U.S. lawmaker calling for wrongful execution case in Texas

A Texas lawmaker is calling for a state body to review a 20-year-old death-penalty case with hopes that it will spark judicial reforms aimed at reducing wrongful executions. Houston senator Rodney Ellis wants the nine-member Criminal Justice Advisory Council to study the capital murder trial of Ruben Cantu, a San Antonio man who was executed in 1993 for a fatal shooting during an attempted robbery nine years earlier.

The lone witness whose testimony implicated Cantu has recently recanted in a Houston Chronicle article. An incarcerated co-defendant also exonerated him, and the Chronicle story cited other evidence casting doubt on the case.

"The reality that Texas may have executed an innocent man should shock us all into action," Ellis, a council member, said in a prepared statement Wednesday. "If the facts we now have are accurate, this was a catastrophic failure of the entire Texas criminal justice system and demands investigation."
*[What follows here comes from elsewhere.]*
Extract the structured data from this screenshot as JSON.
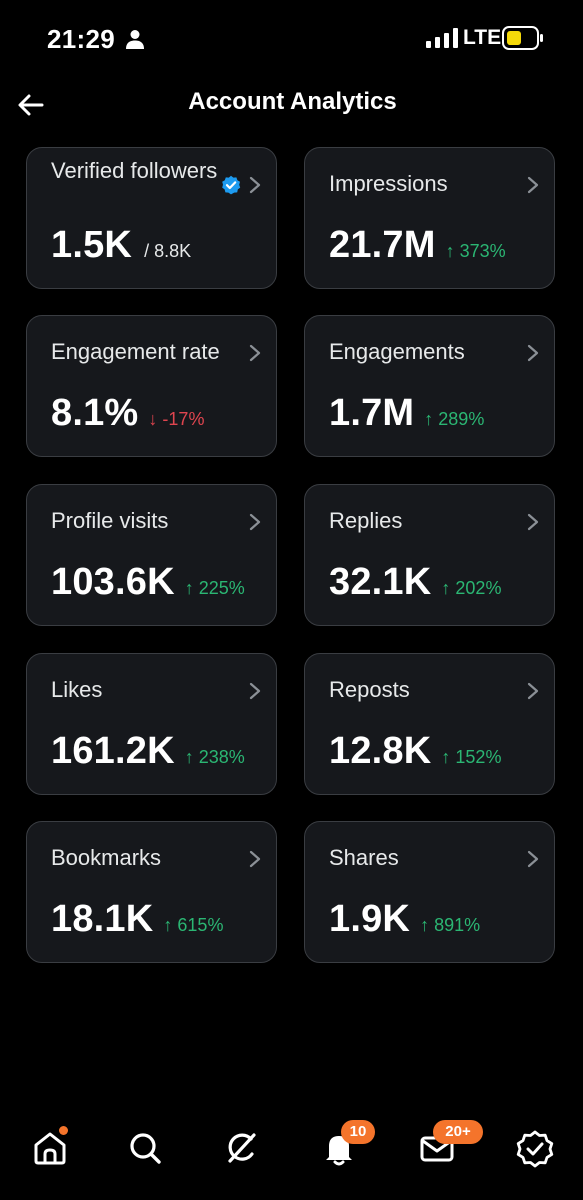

So far this year, 19 persons have been put to death in Texas, the United States' busiest death chamber. Shannon Thomas was the last person executed in Texas, on Nov. 15. There are four executions planned in about a week's time in December.

Kathy Walt, the governor's spokeswoman, said Perry won't comment until after seeing the results of an investigation into the case by Bexar County District Attorney Susan Reed.

"It's too early to say whether those are valid claims 20 years after the fact," Walt said. "It's certainly not the first time that, post-execution, an individual has done this." Reed told the Chronicle Wednesday that she was most concerned with determining whether criminal behavior led to a wrongful execution, informs the AP. N.U.